Bill and I met up in the parking lot, arriving almost at the same time. Being close to home, I had already donned my apparel and was ready to go, so I went down to the river first - ahead of the rest of the gathering crowd - to make sure that one of my favorite spots at least would be ours for the morning.

I can never get enough of quiet Great Lakes mornings. Taken in contrast to the enormous roar and foam of the Lake when in storm, still mornings - with a baby's breath no more powerful than any wisp you might encounter in your living room - seem almost miraculous; hushed as they are, with only the cries of far off gulls and the gentle tinkle of wavelets on the rocky shore entwining in a never ending and calming music, just within hearing.  It is a murmur so gentle that it seems to accentuate the silence rather than break it. Even the most brazen and loud-spoken angler seems to revere it; and if someone laughs, it simply gets rolled up in the cottoned air becoming part of the overall andante, the morning "berceuse" that it is our rare privilege to experience.

However, this wondrously late Spring would deliver no greater piscatorial success to Bill and I, than it had previously to Oliver and I. It seemed that a curse might have descended upon me somehow, and I was bringing bad luck to my friends. As I finish this up, with the opener getting closer and closer, I hope this unlucky trend is discontinued shortly.

Part III - Mid April

In retrospect, I can see that timing was at once more difficult and important than usual. There were precious few days where the water temperatures were high enough for fish to actually be active enough to bite; and I missed all of those. When waters were high, there was still a good deal of run-off, which in turn meant that waters ran cold - too cold for fish to actively feed or jump, but evidently not cold enough for them to trickle slowly up-river and up into the safe zones.

I could not ask for better proof of this than the results of this past weekend.
On Easter Saturday, I went out for a quick morning foray and found the usual haunts mostly devoid of anglers as well as their quarry. I did manage to locate at least one fish, probably a 5 or 6 pound steelhead, which twisted and pulled and yanked itself free in a little over 30 seconds of battle - the silver of its sides had glinted beautifully in the green water, lit with sunrise as it was.

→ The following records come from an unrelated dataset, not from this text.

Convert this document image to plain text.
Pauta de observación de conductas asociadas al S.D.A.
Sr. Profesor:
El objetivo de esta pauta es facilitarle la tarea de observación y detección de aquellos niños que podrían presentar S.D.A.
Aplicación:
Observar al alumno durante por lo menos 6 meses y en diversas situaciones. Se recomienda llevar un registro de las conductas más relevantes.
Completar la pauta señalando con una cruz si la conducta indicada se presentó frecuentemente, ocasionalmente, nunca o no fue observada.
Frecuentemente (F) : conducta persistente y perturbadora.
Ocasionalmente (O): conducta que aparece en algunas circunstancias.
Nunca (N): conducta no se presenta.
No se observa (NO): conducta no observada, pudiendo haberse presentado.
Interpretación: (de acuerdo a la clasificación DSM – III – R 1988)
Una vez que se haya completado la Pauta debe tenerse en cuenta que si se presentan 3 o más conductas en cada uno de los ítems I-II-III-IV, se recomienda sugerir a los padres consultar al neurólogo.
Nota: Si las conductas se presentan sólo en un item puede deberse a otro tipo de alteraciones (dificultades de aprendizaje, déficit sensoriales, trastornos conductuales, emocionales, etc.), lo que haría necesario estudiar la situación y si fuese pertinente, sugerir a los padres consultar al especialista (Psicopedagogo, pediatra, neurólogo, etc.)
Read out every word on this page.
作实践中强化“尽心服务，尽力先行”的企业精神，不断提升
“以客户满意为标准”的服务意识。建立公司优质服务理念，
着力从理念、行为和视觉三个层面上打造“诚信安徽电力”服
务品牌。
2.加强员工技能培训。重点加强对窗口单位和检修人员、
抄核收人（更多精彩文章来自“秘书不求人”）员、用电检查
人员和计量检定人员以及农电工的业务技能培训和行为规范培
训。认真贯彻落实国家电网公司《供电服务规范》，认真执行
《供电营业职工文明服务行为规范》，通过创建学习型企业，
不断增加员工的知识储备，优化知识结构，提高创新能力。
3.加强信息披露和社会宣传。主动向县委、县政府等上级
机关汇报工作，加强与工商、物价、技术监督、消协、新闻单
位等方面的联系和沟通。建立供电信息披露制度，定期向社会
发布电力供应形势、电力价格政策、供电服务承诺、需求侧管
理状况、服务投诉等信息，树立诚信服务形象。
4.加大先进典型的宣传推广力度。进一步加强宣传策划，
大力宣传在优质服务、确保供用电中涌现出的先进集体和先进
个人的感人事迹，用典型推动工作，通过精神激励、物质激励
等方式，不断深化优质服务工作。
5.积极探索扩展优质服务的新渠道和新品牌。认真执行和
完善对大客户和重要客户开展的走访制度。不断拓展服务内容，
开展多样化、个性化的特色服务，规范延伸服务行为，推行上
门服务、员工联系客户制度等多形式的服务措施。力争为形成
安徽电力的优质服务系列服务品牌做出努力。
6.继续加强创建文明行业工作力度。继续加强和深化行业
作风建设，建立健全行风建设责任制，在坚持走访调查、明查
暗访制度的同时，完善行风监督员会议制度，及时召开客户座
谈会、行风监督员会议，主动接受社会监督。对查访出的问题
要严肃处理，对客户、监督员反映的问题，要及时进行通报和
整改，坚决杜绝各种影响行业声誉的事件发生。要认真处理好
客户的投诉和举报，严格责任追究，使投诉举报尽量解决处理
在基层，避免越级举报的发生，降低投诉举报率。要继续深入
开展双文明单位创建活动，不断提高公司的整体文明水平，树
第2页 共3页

Though I saw another pair of fish hooked by other anglers, we mostly just flossed water. And the tale was the same from everyone; everywhere they'd been, the anglers were present but the steelhead were not.

As nature delivered two warm days back to back, the answer became gloriously obvious. It seems that the trout have been trickling their way up river, even through the heaviest of the thaw, and they'd been waiting just below dams for the water to warm up enough to allow them to leap and finish their upstream journeys. They came in droves, sometimes five and six at a time, attempting to conquer waterfalls and dams.

Time for blogging has run out; time for getting ready is short!